Good Fit Example: You identify the meaningful pattern: "When temperature is 40°F-60°F, I sell around 120 cups (mostly hot drinks). When it's 75°F-90°F, I sell around 150 cups (mostly cold drinks)." This captures the genuine relationship without memorizing irrelevant details, so it works well for new days you haven't seen before.

5. Pseudocode

ALGORITHM: Train Model with Proper Fit

INPUT: 
    training_data (features, labels)
    validation_data (features, labels)
    model_complexity_range

OUTPUT:
    best_model

PROCEDURE:
    1. SPLIT training_data into:
        - actual_training_set (80%)
        - validation_set (20%)
    
    2. FOR each complexity_level IN model_complexity_range:
        
        3. INITIALIZE model with complexity_level
        
        4. TRAIN model on actual_training_set
        
        5. CALCULATE training_error on actual_training_set
        6. CALCULATE validation_error on validation_set
        
        7. IF training_error is HIGH AND validation_error is HIGH:
            → Model is UNDERFITTING
            → Increase complexity
        
        8. ELSE IF training_error is LOW AND validation_error is HIGH:
            → Model is OVERFITTING
            → Decrease complexity or add regularization
        
        9. ELSE IF training_error is LOW AND validation_error is LOW:
            → Model has GOOD FIT
            → Save this model as candidate
        
        10. STORE (complexity_level, training_error, validation_error)
    
    11. SELECT model with lowest validation_error
    
    12. EVALUATE best_model on test_data (completely unseen)
    
    13. RETURN best_model

REGULARIZATION_TECHNIQUE (to prevent overfitting):
    - Add penalty term to loss function
    - Use dropout (randomly disable neurons)
    - Implement early stopping
    - Reduce model complexity
    - Increase training data

6. Mathematics

Loss Function and Model Complexity

The total error of a model can be decomposed as:

Total Error = Bias² + Variance + Irreducible Error

Where:

Bias: Error from oversimplifying the model (underfitting)
Variance: Error from being too sensitive to training data (overfitting)
Irreducible Error: Noise inherent in the data

Mathematical Formulation

Given training data: D = {(x₁, y₁), (x₂, y₂), ..., (xₙ, yₙ)}

We want to find function f(x) that minimizes prediction error.

1. Underfitting (High Bias, Low Variance)

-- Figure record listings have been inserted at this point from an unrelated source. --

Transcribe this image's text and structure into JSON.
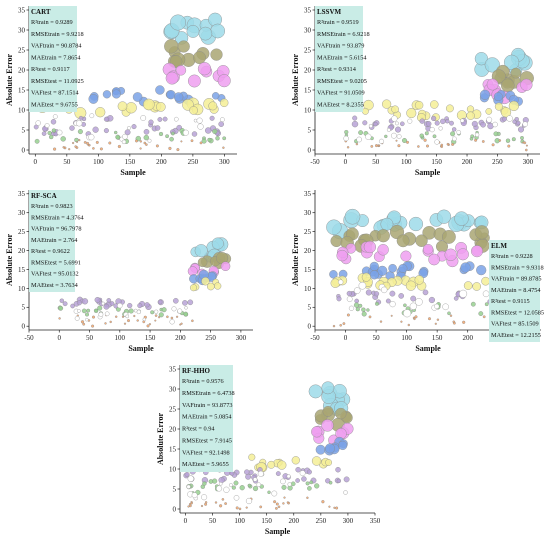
{
  "colors": {
    "stats_box": "#c9ece6",
    "cyan": "#9edbe9",
    "olive": "#a9a673",
    "magenta": "#ef9ff0",
    "blue": "#7aa2e6",
    "yellow": "#f4ef96",
    "purple": "#b7a2d6",
    "green": "#96d08f",
    "orange": "#f3a46a",
    "hollow": "#ffffff"
  },
  "chart_data": [
    {
      "id": "cart",
      "type": "scatter",
      "title": "CART",
      "xlabel": "Sample",
      "ylabel": "Absolute Error",
      "xlim": [
        -10,
        320
      ],
      "ylim": [
        -1,
        36
      ],
      "xticks": [
        0,
        50,
        100,
        150,
        200,
        250,
        300
      ],
      "yticks": [
        0,
        5,
        10,
        15,
        20,
        25,
        30,
        35
      ],
      "grid": false,
      "stats_box_placement": "top-left",
      "stats": [
        "R²train = 0.9289",
        "RMSEtrain = 9.9218",
        "VAFtrain = 90.8784",
        "MAEtrain = 7.8654",
        "R²test = 0.9117",
        "RMSEtest = 11.0925",
        "VAFtest = 87.1514",
        "MAEtest = 9.6755"
      ]
    },
    {
      "id": "lssvm",
      "type": "scatter",
      "title": "LSSVM",
      "xlabel": "Sample",
      "ylabel": "Absolute Error",
      "xlim": [
        -50,
        320
      ],
      "ylim": [
        -1,
        36
      ],
      "xticks": [
        -50,
        0,
        50,
        100,
        150,
        200,
        250,
        300
      ],
      "yticks": [
        0,
        5,
        10,
        15,
        20,
        25,
        30,
        35
      ],
      "grid": false,
      "stats_box_placement": "top-left",
      "stats": [
        "R²train = 0.9519",
        "RMSEtrain = 6.9218",
        "VAFtrain = 93.879",
        "MAEtrain = 5.6154",
        "R²test = 0.9314",
        "RMSEtest = 9.0205",
        "VAFtest = 91.0509",
        "MAEtest = 8.2355"
      ]
    },
    {
      "id": "rf-sca",
      "type": "scatter",
      "title": "RF-SCA",
      "xlabel": "Sample",
      "ylabel": "Absolute Error",
      "xlim": [
        -50,
        320
      ],
      "ylim": [
        -1,
        36
      ],
      "xticks": [
        -50,
        0,
        50,
        100,
        150,
        200,
        250,
        300
      ],
      "yticks": [
        0,
        5,
        10,
        15,
        20,
        25,
        30,
        35
      ],
      "grid": false,
      "stats_box_placement": "top-left",
      "stats": [
        "R²train = 0.9823",
        "RMSEtrain = 4.3764",
        "VAFtrain = 96.7978",
        "MAEtrain = 2.764",
        "R²test = 0.9622",
        "RMSEtest = 5.6991",
        "VAFtest = 95.0132",
        "MAEtest = 3.7634"
      ]
    },
    {
      "id": "elm",
      "type": "scatter",
      "title": "ELM",
      "xlabel": "Sample",
      "ylabel": "Absolute Error",
      "xlim": [
        -50,
        320
      ],
      "ylim": [
        -1,
        36
      ],
      "xticks": [
        -50,
        0,
        50,
        100,
        150,
        200,
        250,
        300
      ],
      "yticks": [
        0,
        5,
        10,
        15,
        20,
        25,
        30,
        35
      ],
      "grid": false,
      "stats_box_placement": "top-right",
      "stats": [
        "R²train = 0.9228",
        "RMSEtrain = 9.9318",
        "VAFtrain = 89.8785",
        "MAEtrain = 8.4754",
        "R²test = 0.9115",
        "RMSEtest = 12.0585",
        "VAFtest = 85.1509",
        "MAEtest = 12.2155"
      ]
    },
    {
      "id": "rf-hho",
      "type": "scatter",
      "title": "RF-HHO",
      "xlabel": "Sample",
      "ylabel": "Absolute Error",
      "xlim": [
        -10,
        350
      ],
      "ylim": [
        -1,
        36
      ],
      "xticks": [
        0,
        50,
        100,
        150,
        200,
        250,
        300,
        350
      ],
      "yticks": [
        0,
        5,
        10,
        15,
        20,
        25,
        30,
        35
      ],
      "grid": false,
      "stats_box_placement": "top-left",
      "stats": [
        "R²train = 0.9576",
        "RMSEtrain = 6.4738",
        "VAFtrain = 93.8773",
        "MAEtrain = 5.0854",
        "R²test = 0.94",
        "RMSEtest = 7.9145",
        "VAFtest = 92.1498",
        "MAEtest = 5.9655"
      ]
    }
  ]
}
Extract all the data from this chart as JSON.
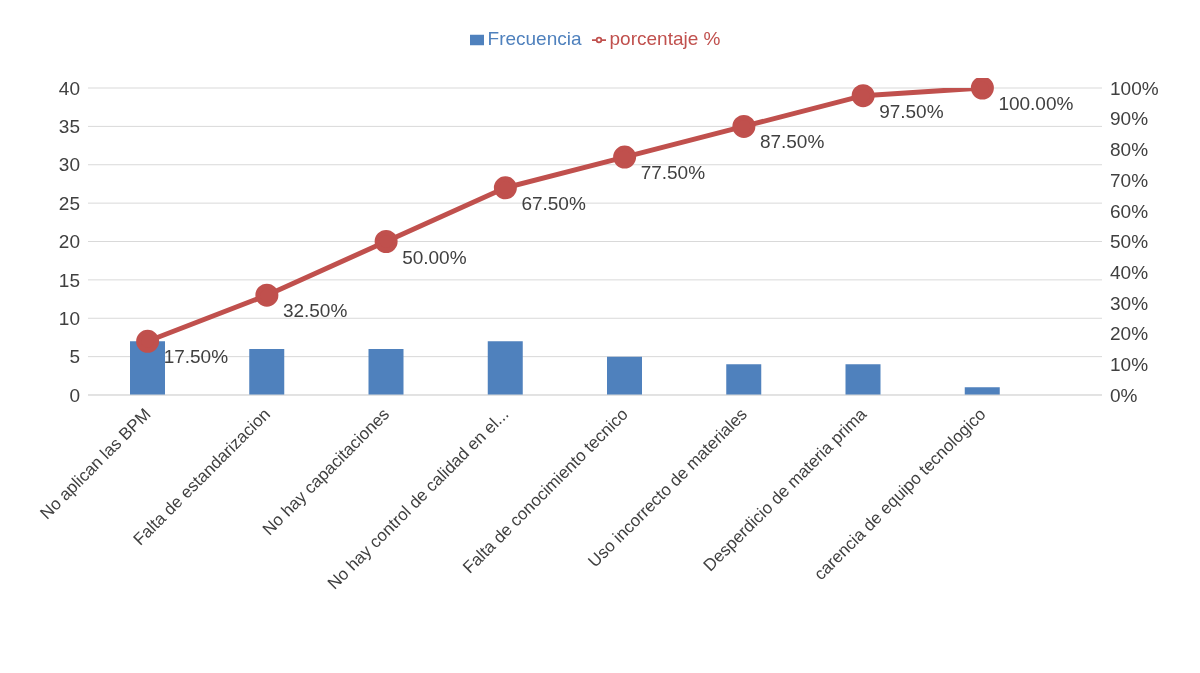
{
  "chart_data": {
    "type": "bar",
    "categories": [
      "No aplican las BPM",
      "Falta de estandarizacion",
      "No hay capacitaciones",
      "No hay control de calidad en el...",
      "Falta de conocimiento tecnico",
      "Uso incorrecto de materiales",
      "Desperdicio de materia prima",
      "carencia de equipo tecnologico"
    ],
    "series": [
      {
        "name": "Frecuencia",
        "color": "#4f81bd",
        "values": [
          7,
          6,
          6,
          7,
          5,
          4,
          4,
          1
        ]
      },
      {
        "name": "porcentaje %",
        "type": "line",
        "axis": "y2",
        "color": "#c0504d",
        "marker": "circle",
        "values": [
          17.5,
          32.5,
          50,
          67.5,
          77.5,
          87.5,
          97.5,
          100
        ],
        "value_labels": [
          "17.50%",
          "32.50%",
          "50.00%",
          "67.50%",
          "77.50%",
          "87.50%",
          "97.50%",
          "100.00%"
        ]
      }
    ],
    "ylim": [
      0,
      40
    ],
    "yticks": [
      0,
      5,
      10,
      15,
      20,
      25,
      30,
      35,
      40
    ],
    "y2lim": [
      0,
      100
    ],
    "y2ticks": [
      {
        "value": 0,
        "label": "0%"
      },
      {
        "value": 10,
        "label": "10%"
      },
      {
        "value": 20,
        "label": "20%"
      },
      {
        "value": 30,
        "label": "30%"
      },
      {
        "value": 40,
        "label": "40%"
      },
      {
        "value": 50,
        "label": "50%"
      },
      {
        "value": 60,
        "label": "60%"
      },
      {
        "value": 70,
        "label": "70%"
      },
      {
        "value": 80,
        "label": "80%"
      },
      {
        "value": 90,
        "label": "90%"
      },
      {
        "value": 100,
        "label": "100%"
      }
    ],
    "grid": "y",
    "legend": "top"
  }
}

Model is too simple: f(x) = β₀ (just predicting the mean)

Loss function:

L = (1/n) Σᵢ (yᵢ - β₀)²

Training error: High
Test error: High
Problem: Model cannot capture true relationship

2. Good Fit (Balanced Bias-Variance)

Appropriate complexity: f(x) = β₀ + β₁x (for linear relationship)

Loss function:

L = (1/n) Σᵢ (yᵢ - (β₀ + β₁xᵢ))²

Training error: Moderate
Test error: Moderate (≈ training error)
Success: Model captures true underlying pattern

3. Overfitting (Low Bias, High Variance)

Model is too complex: f(x) = β₀ + β₁x + β₂x² + ... + β₁₅x¹⁵ (high-degree polynomial)

Loss function:

L = (1/n) Σᵢ (yᵢ - Σⱼ₌₀¹⁵ βⱼxᵢʲ)²

Training error: Very low
Test error: Very high
Problem: Model memorizes training data including noise

Regularization (Mathematical Solution to Overfitting)

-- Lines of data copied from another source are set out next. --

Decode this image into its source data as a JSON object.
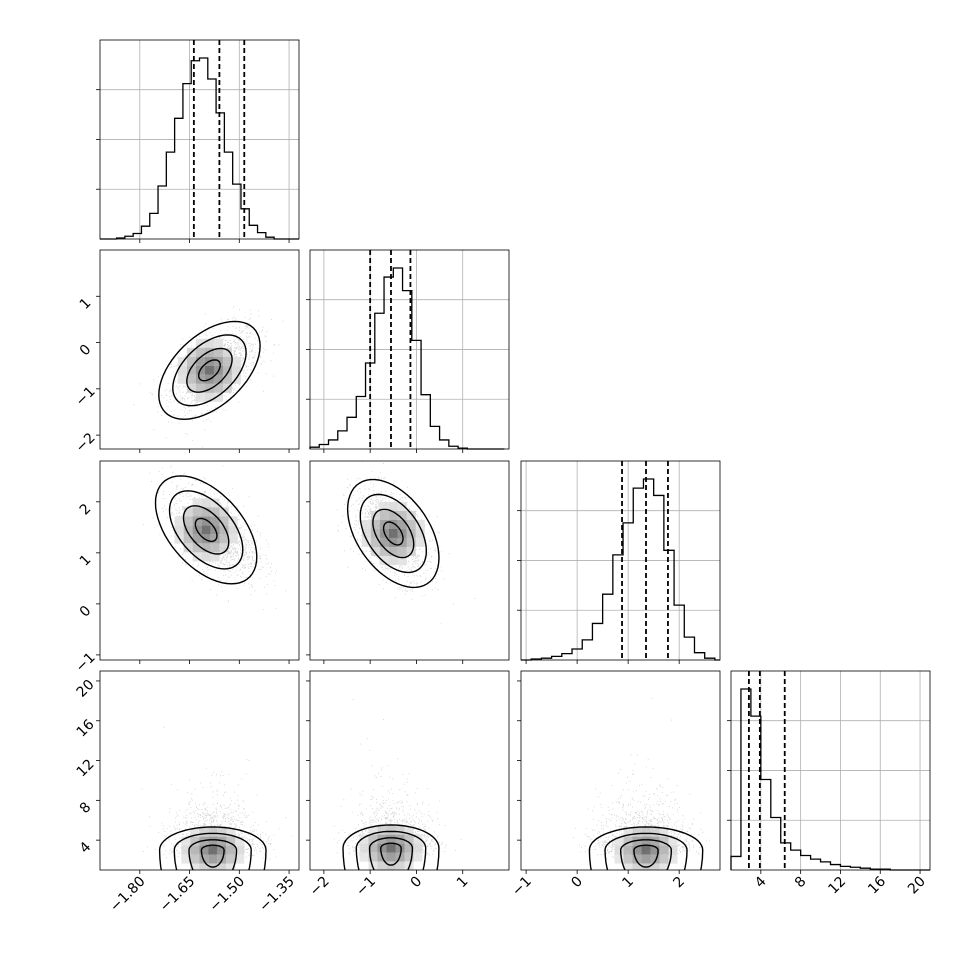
{
  "chart_data": {
    "type": "corner",
    "grid": true,
    "quantiles_shown": [
      0.16,
      0.5,
      0.84
    ],
    "parameters": [
      {
        "index": 0,
        "range": [
          -1.92,
          -1.32
        ],
        "ticks": [
          -1.8,
          -1.65,
          -1.5,
          -1.35
        ],
        "tick_labels": [
          "−1.80",
          "−1.65",
          "−1.50",
          "−1.35"
        ],
        "quantile_lines": [
          -1.637,
          -1.56,
          -1.485
        ],
        "hist": {
          "bin_edges": [
            -1.92,
            -1.895,
            -1.87,
            -1.845,
            -1.82,
            -1.795,
            -1.77,
            -1.745,
            -1.72,
            -1.695,
            -1.67,
            -1.645,
            -1.62,
            -1.595,
            -1.57,
            -1.545,
            -1.52,
            -1.495,
            -1.47,
            -1.445,
            -1.42,
            -1.395,
            -1.37,
            -1.345,
            -1.32
          ],
          "counts": [
            0,
            0,
            1,
            3,
            6,
            14,
            28,
            58,
            95,
            132,
            170,
            195,
            198,
            175,
            138,
            95,
            60,
            33,
            15,
            7,
            2,
            0,
            0,
            0
          ]
        }
      },
      {
        "index": 1,
        "range": [
          -2.3,
          2.0
        ],
        "ticks": [
          -2,
          -1,
          0,
          1
        ],
        "tick_labels": [
          "−2",
          "−1",
          "0",
          "1"
        ],
        "quantile_lines": [
          -1.0,
          -0.55,
          -0.13
        ],
        "hist": {
          "bin_edges": [
            -2.3,
            -2.1,
            -1.9,
            -1.7,
            -1.5,
            -1.3,
            -1.1,
            -0.9,
            -0.7,
            -0.5,
            -0.3,
            -0.1,
            0.1,
            0.3,
            0.5,
            0.7,
            0.9,
            1.1,
            1.3,
            1.5,
            1.7,
            1.9
          ],
          "counts": [
            2,
            5,
            10,
            20,
            35,
            58,
            95,
            150,
            190,
            200,
            175,
            120,
            60,
            25,
            10,
            3,
            1,
            0,
            0,
            0,
            0
          ]
        }
      },
      {
        "index": 2,
        "range": [
          -1.1,
          2.8
        ],
        "ticks": [
          -1,
          0,
          1,
          2
        ],
        "tick_labels": [
          "−1",
          "0",
          "1",
          "2"
        ],
        "quantile_lines": [
          0.88,
          1.35,
          1.78
        ],
        "hist": {
          "bin_edges": [
            -1.1,
            -0.9,
            -0.7,
            -0.5,
            -0.3,
            -0.1,
            0.1,
            0.3,
            0.5,
            0.7,
            0.9,
            1.1,
            1.3,
            1.5,
            1.7,
            1.9,
            2.1,
            2.3,
            2.5,
            2.7,
            2.8
          ],
          "counts": [
            0,
            1,
            2,
            4,
            7,
            12,
            22,
            40,
            72,
            115,
            150,
            188,
            198,
            180,
            120,
            60,
            25,
            8,
            2,
            0
          ]
        }
      },
      {
        "index": 3,
        "range": [
          1.0,
          21.0
        ],
        "ticks": [
          4,
          8,
          12,
          16,
          20
        ],
        "tick_labels": [
          "4",
          "8",
          "12",
          "16",
          "20"
        ],
        "quantile_lines": [
          2.8,
          3.9,
          6.4
        ],
        "hist": {
          "bin_edges": [
            1,
            2,
            3,
            4,
            5,
            6,
            7,
            8,
            9,
            10,
            11,
            12,
            13,
            14,
            15,
            16,
            17,
            18,
            19,
            20,
            21
          ],
          "counts": [
            15,
            200,
            170,
            100,
            58,
            30,
            22,
            16,
            12,
            9,
            6,
            4,
            3,
            2,
            1,
            1,
            0,
            0,
            0,
            0
          ]
        }
      }
    ],
    "pairs": [
      {
        "row": 1,
        "col": 0,
        "mean": [
          -1.575,
          -0.55
        ],
        "sd": [
          0.065,
          0.45
        ],
        "rho": 0.5,
        "peak": [
          -1.59,
          -0.6
        ]
      },
      {
        "row": 2,
        "col": 0,
        "mean": [
          -1.575,
          1.4
        ],
        "sd": [
          0.065,
          0.45
        ],
        "rho": -0.5,
        "peak": [
          -1.6,
          1.45
        ]
      },
      {
        "row": 2,
        "col": 1,
        "mean": [
          -0.55,
          1.35
        ],
        "sd": [
          0.42,
          0.45
        ],
        "rho": -0.45,
        "peak": [
          -0.5,
          1.38
        ]
      },
      {
        "row": 3,
        "col": 0,
        "mean": [
          -1.575,
          4.0
        ],
        "sd": [
          0.065,
          2.4
        ],
        "rho": 0.0,
        "peak": [
          -1.58,
          3.0
        ]
      },
      {
        "row": 3,
        "col": 1,
        "mean": [
          -0.55,
          4.0
        ],
        "sd": [
          0.42,
          2.4
        ],
        "rho": 0.0,
        "peak": [
          -0.55,
          3.2
        ]
      },
      {
        "row": 3,
        "col": 2,
        "mean": [
          1.3,
          4.0
        ],
        "sd": [
          0.45,
          2.4
        ],
        "rho": 0.0,
        "peak": [
          1.35,
          3.0
        ]
      }
    ]
  }
}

Ridge Regression (L2 Regularization):

L = (1/n) Σᵢ (yᵢ - f(xᵢ))² + λ Σⱼ βⱼ²

LASSO Regression (L1 Regularization):

L = (1/n) Σᵢ (yᵢ - f(xᵢ))² + λ Σⱼ |βⱼ|

Where λ (lambda) is the regularization parameter:

λ = 0: No regularization (risk of overfitting)
λ → ∞: Maximum regularization (risk of underfitting)

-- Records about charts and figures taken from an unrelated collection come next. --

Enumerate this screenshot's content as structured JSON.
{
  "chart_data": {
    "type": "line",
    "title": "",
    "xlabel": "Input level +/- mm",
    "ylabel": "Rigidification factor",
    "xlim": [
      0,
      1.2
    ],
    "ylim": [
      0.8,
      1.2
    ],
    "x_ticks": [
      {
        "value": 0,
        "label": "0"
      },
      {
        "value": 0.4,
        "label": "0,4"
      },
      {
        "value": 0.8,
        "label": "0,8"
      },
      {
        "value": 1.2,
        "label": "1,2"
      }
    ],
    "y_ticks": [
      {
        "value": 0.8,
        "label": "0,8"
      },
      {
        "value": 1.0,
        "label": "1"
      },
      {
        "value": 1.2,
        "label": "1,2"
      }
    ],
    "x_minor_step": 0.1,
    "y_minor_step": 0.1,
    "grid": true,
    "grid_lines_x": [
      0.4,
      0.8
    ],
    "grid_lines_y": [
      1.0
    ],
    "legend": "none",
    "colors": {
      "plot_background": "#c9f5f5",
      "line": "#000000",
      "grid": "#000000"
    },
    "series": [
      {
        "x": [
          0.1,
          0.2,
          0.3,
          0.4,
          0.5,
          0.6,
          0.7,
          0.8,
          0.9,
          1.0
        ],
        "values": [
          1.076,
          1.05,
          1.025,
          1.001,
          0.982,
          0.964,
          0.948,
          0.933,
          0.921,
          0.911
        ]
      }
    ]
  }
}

Expected Test Error Decomposition

For a model f̂(x) trained on dataset D:

E[(y - f̂(x))²] = Bias[f̂(x)]² + Var[f̂(x)] + σ²

Where:

Bias[f̂(x)] = E[f̂(x)] - f(x): Average deviation from true function
Var[f̂(x)] = E[(f̂(x) - E[f̂(x)])²]: Sensitivity to training data variations
σ²: Irreducible noise in data

Underfitting: High Bias, Low Variance
Overfitting: Low Bias, High Variance
Optimal Model: Minimizes Bias² + Variance

This mathematical framework shows that machine learning is fundamentally about finding the sweet spot in the bias-variance tradeoff to achieve the best generalization to unseen data.